At issue was a section of the bill that authorizes $40 million yearly for research into methods of "sustainable agriculture" - a method of farming that emphasizes preservation of soil and soil quality.

As part of the research into sustainable farming, environmental and consumer groups have sought a farm bill that would encourage more study of biological ways to improve soil quality and control farm pests.

The legal definition of sustainable agriculture originally proposed for the new law included a reference to the use of biological farming methods. Environmental groups discovered last week that Olin - allied with Reps. Charles Stenholm, D-Texas, and Pat Roberts, R-Kan. - had successfully led an effort to strip the reference to biological methods.

Peggy Miller, a lobbyist for the Consumer Federation of America, said Tuesday that she couldn't find out what Olin's motives were.

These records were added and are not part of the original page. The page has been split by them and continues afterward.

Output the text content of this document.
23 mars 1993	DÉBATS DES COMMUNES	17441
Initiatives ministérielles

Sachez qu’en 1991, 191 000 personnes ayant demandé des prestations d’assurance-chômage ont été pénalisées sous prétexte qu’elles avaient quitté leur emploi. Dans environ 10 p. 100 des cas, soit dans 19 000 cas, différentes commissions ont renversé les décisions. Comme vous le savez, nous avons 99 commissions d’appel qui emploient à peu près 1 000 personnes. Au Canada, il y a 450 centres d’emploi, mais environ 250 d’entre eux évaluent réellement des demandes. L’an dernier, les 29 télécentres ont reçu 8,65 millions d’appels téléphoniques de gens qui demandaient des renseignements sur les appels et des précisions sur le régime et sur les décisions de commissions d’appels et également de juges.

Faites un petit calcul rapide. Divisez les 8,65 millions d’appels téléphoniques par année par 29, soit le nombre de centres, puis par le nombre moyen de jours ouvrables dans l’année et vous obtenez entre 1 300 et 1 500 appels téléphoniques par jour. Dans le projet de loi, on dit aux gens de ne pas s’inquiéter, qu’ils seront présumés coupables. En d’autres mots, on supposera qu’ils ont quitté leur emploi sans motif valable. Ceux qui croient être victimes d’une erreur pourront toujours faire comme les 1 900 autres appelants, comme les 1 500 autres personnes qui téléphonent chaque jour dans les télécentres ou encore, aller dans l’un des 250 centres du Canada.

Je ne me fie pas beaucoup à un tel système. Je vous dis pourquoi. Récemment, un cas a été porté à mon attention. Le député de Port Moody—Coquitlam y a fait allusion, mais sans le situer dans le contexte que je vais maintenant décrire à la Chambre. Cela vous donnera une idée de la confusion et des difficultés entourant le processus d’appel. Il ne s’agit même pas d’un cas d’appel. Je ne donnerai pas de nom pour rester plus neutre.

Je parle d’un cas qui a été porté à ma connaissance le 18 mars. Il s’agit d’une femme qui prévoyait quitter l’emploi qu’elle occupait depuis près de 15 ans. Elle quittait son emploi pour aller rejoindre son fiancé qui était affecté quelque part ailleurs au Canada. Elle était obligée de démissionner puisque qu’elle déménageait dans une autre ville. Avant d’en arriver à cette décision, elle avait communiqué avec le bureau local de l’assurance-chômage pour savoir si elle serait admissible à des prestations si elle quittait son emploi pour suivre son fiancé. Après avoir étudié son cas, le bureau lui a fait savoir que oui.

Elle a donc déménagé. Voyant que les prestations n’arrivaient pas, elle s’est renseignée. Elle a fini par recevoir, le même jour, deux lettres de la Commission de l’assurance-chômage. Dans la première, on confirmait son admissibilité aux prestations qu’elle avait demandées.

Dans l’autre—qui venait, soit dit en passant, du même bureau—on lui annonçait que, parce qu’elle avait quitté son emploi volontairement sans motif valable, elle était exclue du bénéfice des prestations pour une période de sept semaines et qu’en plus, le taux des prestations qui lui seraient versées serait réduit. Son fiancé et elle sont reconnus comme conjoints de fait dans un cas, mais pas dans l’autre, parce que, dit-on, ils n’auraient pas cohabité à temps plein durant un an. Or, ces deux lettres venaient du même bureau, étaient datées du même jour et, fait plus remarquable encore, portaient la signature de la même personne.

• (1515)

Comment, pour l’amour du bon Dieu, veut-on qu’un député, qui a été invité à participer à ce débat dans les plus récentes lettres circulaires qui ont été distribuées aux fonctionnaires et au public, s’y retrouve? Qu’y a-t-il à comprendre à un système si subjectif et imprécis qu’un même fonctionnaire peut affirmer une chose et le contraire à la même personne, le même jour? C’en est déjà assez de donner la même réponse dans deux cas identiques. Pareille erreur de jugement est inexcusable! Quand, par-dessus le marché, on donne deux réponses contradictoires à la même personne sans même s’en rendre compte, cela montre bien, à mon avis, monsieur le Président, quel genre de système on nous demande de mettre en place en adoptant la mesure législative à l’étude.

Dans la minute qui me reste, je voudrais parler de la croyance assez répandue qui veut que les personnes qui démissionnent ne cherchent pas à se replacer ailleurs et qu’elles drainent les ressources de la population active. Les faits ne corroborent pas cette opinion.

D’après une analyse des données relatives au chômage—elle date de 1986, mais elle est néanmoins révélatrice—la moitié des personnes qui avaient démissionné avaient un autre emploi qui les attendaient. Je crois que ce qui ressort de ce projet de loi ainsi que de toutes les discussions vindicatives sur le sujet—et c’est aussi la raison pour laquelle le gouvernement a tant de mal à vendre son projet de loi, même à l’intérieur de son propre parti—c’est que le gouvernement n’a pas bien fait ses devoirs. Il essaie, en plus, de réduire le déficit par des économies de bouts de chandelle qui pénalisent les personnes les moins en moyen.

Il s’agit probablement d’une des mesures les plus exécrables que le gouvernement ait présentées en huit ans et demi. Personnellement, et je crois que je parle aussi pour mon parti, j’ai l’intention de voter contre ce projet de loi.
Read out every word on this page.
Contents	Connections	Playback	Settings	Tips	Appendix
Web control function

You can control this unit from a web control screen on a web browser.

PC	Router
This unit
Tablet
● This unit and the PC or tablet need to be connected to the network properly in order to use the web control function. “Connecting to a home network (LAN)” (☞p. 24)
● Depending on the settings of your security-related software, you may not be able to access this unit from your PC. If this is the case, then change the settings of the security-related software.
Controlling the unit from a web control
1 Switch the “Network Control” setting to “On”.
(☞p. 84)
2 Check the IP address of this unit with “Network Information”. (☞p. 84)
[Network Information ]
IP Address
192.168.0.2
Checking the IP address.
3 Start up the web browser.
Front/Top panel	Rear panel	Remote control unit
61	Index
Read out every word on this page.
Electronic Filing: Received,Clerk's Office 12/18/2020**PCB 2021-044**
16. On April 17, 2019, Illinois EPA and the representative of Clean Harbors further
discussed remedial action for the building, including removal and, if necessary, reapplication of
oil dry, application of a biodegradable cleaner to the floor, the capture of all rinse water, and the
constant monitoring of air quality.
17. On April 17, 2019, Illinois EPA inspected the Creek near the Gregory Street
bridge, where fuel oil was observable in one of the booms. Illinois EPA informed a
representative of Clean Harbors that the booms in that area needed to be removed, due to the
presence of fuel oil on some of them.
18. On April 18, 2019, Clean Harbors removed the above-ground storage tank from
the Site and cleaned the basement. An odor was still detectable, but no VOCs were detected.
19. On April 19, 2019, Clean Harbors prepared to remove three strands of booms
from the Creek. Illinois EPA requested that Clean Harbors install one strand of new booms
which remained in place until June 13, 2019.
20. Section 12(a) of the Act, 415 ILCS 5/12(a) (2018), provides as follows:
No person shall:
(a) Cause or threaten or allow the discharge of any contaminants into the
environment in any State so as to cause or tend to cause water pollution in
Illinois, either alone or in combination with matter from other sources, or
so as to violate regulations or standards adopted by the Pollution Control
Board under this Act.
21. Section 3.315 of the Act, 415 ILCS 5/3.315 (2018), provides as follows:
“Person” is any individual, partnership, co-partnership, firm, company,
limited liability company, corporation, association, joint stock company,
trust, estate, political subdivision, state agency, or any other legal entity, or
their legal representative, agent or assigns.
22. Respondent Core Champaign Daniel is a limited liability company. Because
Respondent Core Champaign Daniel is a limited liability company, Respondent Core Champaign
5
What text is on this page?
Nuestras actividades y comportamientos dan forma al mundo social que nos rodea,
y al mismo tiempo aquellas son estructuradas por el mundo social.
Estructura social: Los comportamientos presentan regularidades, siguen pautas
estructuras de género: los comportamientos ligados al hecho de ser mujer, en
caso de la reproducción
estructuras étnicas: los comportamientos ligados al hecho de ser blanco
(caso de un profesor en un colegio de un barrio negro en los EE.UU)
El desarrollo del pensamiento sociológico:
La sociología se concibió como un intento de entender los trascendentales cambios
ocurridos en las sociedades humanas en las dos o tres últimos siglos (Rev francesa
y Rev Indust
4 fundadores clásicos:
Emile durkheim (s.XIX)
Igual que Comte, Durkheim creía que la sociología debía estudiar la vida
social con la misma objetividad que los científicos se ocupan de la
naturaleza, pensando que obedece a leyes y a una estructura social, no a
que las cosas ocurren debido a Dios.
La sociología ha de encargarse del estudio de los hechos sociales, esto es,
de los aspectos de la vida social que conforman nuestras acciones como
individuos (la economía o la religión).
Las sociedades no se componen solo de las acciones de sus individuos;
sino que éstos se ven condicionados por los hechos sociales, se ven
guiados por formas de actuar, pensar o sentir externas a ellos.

Without the reference to biological methods, she said, the fear is that the secretary of agriculture would be free to ignore requests to fund research into biological methods and pour all the government's research dollars into methods that depend on farm chemicals.

Olin said the original language in the bill was ambiguous and gave the impression that the government was going to require farmers to quit using agricultural chemicals, said Ellen Layman, an aide to Olin. The tone of the language was a little too far toward the organic, she said.

People are much more conscious now about the problems posed by farm chemicals and most feel improvements could be made in their use, Layman said. But farmers in Virginia are concerned the federal government may order them not to use chemicals or burden them with heavy paper work about their chemical use, she said.

Tuesday afternoon, faced with the concerns of groups such as the federation and the Sierra Club, the subcommittee modified the definition of sustainable agriculture to reinstate a reference to biological methods, Layman said.

The definition agreed to Tuesday defines sustainable agriculture, in part, as a method of farming that will "make most efficient use of non-renewable resources and on-farm resources and integrate, where appropriate, natural biological cycles and controls . . .."

The new farm bill will replace a five-year bill that was enacted in late 1985. The House Agriculture Committee is expected to begin work on reporting the bill to Congress next Wednesday.